Over by Big Lop Liquor on Snelling, big chunks of sidewalk were missing. These are really bad conditions for a person using a wheelchair, because they slip in those potholes. It becomes difficult, and their wheels get stuck and it becomes challenging to get down the sidewalk.

There are many more examples. Despite the billion-dollar investment in sidewalks and transit, connections along Dale Street, Hamline Avenue, and Lexington Parkway remain full of problems of broken sidewalks and debris.

“[ADA maps] were incomplete,” Swenson told me. “It’s just looking and doing a survey from a different perspective that an able-bodied person frequently doesn’t think about. We’re beginning to understand through [this kind of] access survey that it’s much more complicated. ADA alone doesn’t make a place accessible.” 

District Councils Collaborative
The DCC’s Green Line map highlights accessibility issues along the route. Blue dots represent broken or uneven sidewalks; red, missing sidewalks; orange, sidewalks that are too narrow; purple, missing or inadequate curb cuts; yellow, lots of trash; orange triangles, steep grades and brown triangles, verbal indicators not working.

Dignity stripped

My grandmother spent the last decades of her life in a wheelchair, living with muscular dystrophy that had been eating away at her mobility her whole life.

Years ago, on a visit before she died, we planned a trip to see family about 100 miles away, and grandma was determined to take the bus.

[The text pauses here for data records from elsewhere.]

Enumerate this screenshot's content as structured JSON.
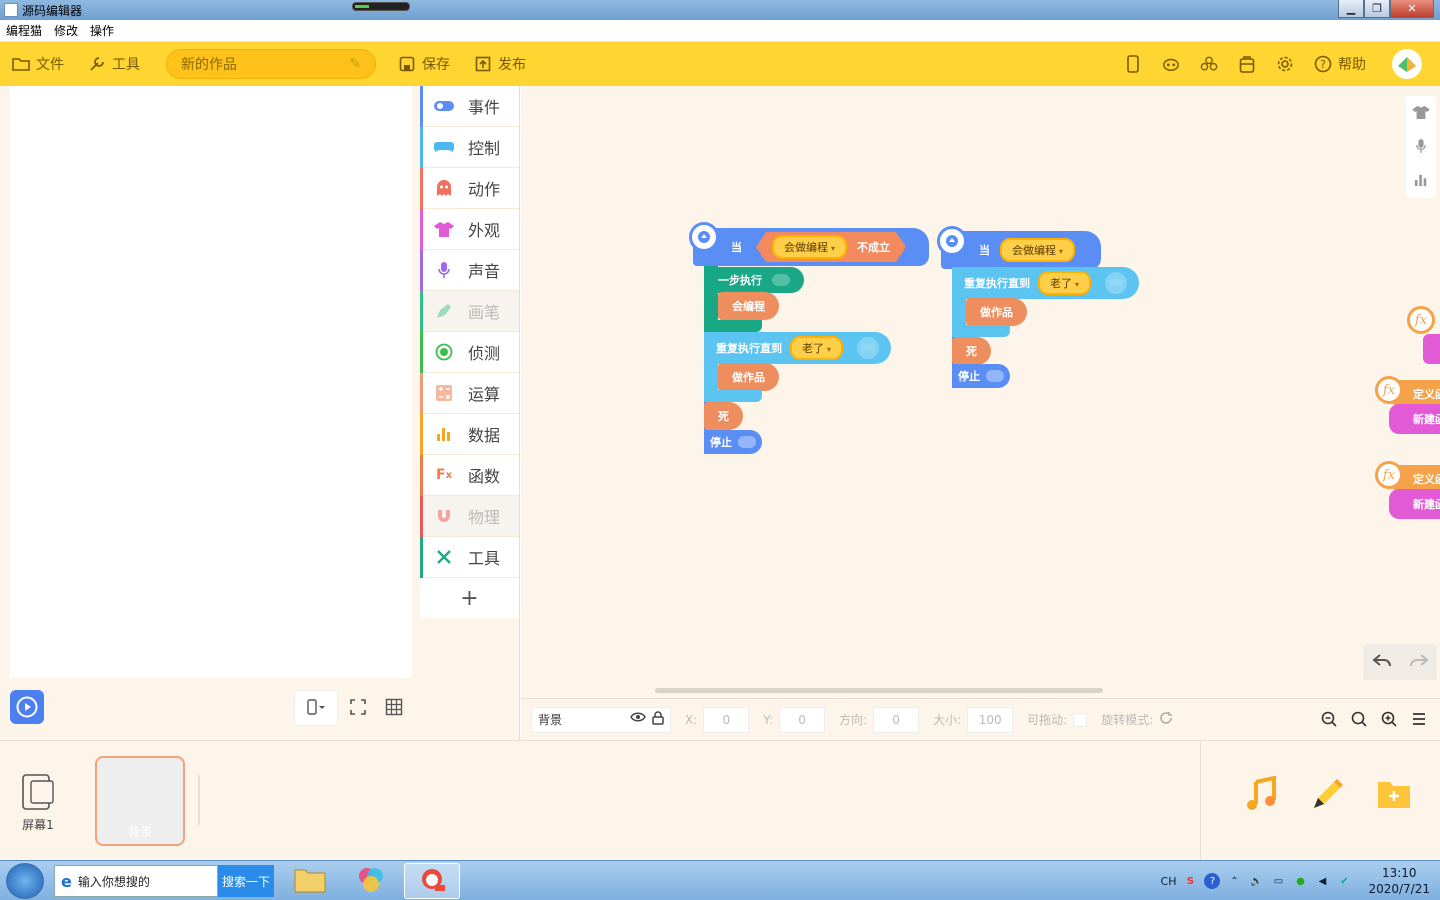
{
  "window": {
    "title": "源码编辑器"
  },
  "menu": {
    "items": [
      "编程猫",
      "修改",
      "操作"
    ]
  },
  "toolbar": {
    "file_label": "文件",
    "tools_label": "工具",
    "project_name": "新的作品",
    "save_label": "保存",
    "publish_label": "发布",
    "help_label": "帮助"
  },
  "categories": [
    {
      "label": "事件",
      "color": "#5b8ef5",
      "icon": "toggle-icon"
    },
    {
      "label": "控制",
      "color": "#4cb8f0",
      "icon": "gamepad-icon"
    },
    {
      "label": "动作",
      "color": "#f27060",
      "icon": "ghost-icon"
    },
    {
      "label": "外观",
      "color": "#e25ad6",
      "icon": "tshirt-icon"
    },
    {
      "label": "声音",
      "color": "#9f6ae8",
      "icon": "microphone-icon"
    },
    {
      "label": "画笔",
      "color": "#2fc08a",
      "icon": "pen-icon"
    },
    {
      "label": "侦测",
      "color": "#3cbf4a",
      "icon": "target-icon"
    },
    {
      "label": "运算",
      "color": "#f09a78",
      "icon": "calculator-icon"
    },
    {
      "label": "数据",
      "color": "#f5a623",
      "icon": "bar-chart-icon"
    },
    {
      "label": "函数",
      "color": "#f27a4a",
      "icon": "function-icon"
    },
    {
      "label": "物理",
      "color": "#e85a5a",
      "icon": "magnet-icon"
    },
    {
      "label": "工具",
      "color": "#1fa88a",
      "icon": "wrench-icon"
    }
  ],
  "palette": {
    "add_label": "+"
  },
  "script1": {
    "hat_label": "当",
    "condition_var": "会做编程",
    "condition_op": "不成立",
    "step_label": "一步执行",
    "step_child": "会编程",
    "repeat_label": "重复执行直到",
    "repeat_var": "老了",
    "repeat_child": "做作品",
    "after": "死",
    "stop": "停止"
  },
  "script2": {
    "hat_label": "当",
    "hat_var": "会做编程",
    "repeat_label": "重复执行直到",
    "repeat_var": "老了",
    "repeat_child": "做作品",
    "after": "死",
    "stop": "停止"
  },
  "fx_blocks": {
    "icon": "fx",
    "define": "定义函",
    "new": "新建函"
  },
  "properties": {
    "sprite_name": "背景",
    "x_label": "X:",
    "x_value": "0",
    "y_label": "Y:",
    "y_value": "0",
    "direction_label": "方向:",
    "direction_value": "0",
    "size_label": "大小:",
    "size_value": "100",
    "draggable_label": "可拖动:",
    "rotation_label": "旋转模式:"
  },
  "bottom": {
    "screen_label": "屏幕1",
    "sprite_card_label": "背景"
  },
  "taskbar": {
    "search_placeholder": "输入你想搜的",
    "search_button": "搜索一下",
    "lang": "CH",
    "time": "13:10",
    "date": "2020/7/21"
  },
  "colors": {
    "toolbar": "#ffd532",
    "event_blue": "#5b8ef5",
    "control_cyan": "#5bc4f0",
    "action_orange": "#ee8d5e",
    "step_green": "#18a886"
  }
}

Getting her into and out of the family minivan had always been a challenge, and when she’d used the bus company before, its wheelchair ramps had worked wonderfully. To keep her company on the ride, I bought a ticket to sit alongside her and listen to her stories.

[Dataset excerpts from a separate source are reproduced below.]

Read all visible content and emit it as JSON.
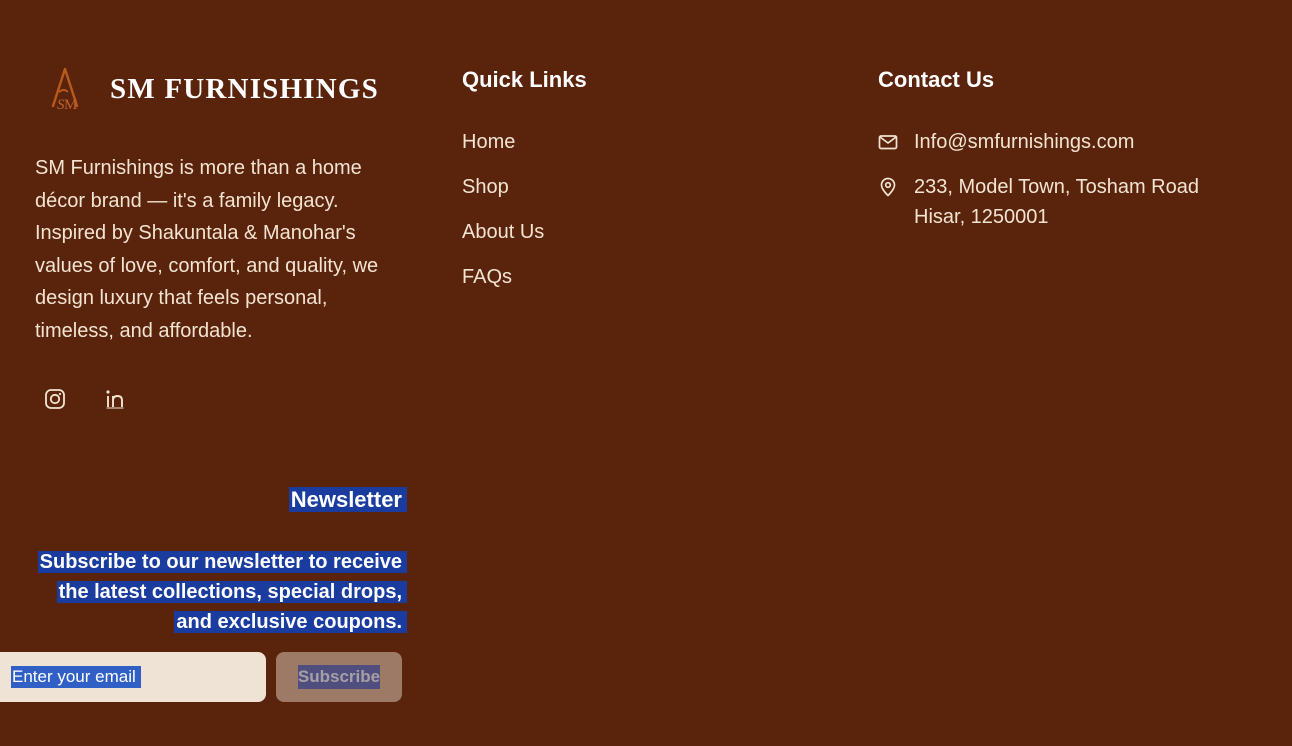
{
  "brand": {
    "logo_icon": "sm-monogram-logo-icon",
    "name": "SM FURNISHINGS",
    "description": "SM Furnishings is more than a home décor brand — it's a family legacy. Inspired by Shakuntala & Manohar's values of love, comfort, and quality, we design luxury that feels personal, timeless, and affordable."
  },
  "socials": [
    {
      "icon": "instagram-icon"
    },
    {
      "icon": "linkedin-icon"
    }
  ],
  "newsletter": {
    "title": "Newsletter",
    "lines": [
      "Subscribe to our newsletter to receive",
      "the latest collections, special drops,",
      "and exclusive coupons."
    ],
    "placeholder": "Enter your email",
    "button_label": "Subscribe"
  },
  "quick_links": {
    "title": "Quick Links",
    "items": [
      "Home",
      "Shop",
      "About Us",
      "FAQs"
    ]
  },
  "contact": {
    "title": "Contact Us",
    "email": "Info@smfurnishings.com",
    "address_line1": "233, Model Town, Tosham Road",
    "address_line2": "Hisar, 1250001"
  },
  "colors": {
    "background": "#5a230c",
    "text": "#f3e4d2",
    "logo_accent": "#b85a1c",
    "selection": "#1a3c9f"
  }
}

But when the bus showed up, it turned out not to have wheelchair ramps at all. Stuck at the station, the beleaguered bus driver and I ended up carrying my grandmother to her seat by hand. I still remember the look on her face as I held onto her ankles, as the driver hoisted her heavy body up the narrow stairs while she struggled to stay inside her Sunday dress.

As we rode south through the prairie, it was a long time before she was able to say anything again. The indignity of disability can be a hard thing to swallow.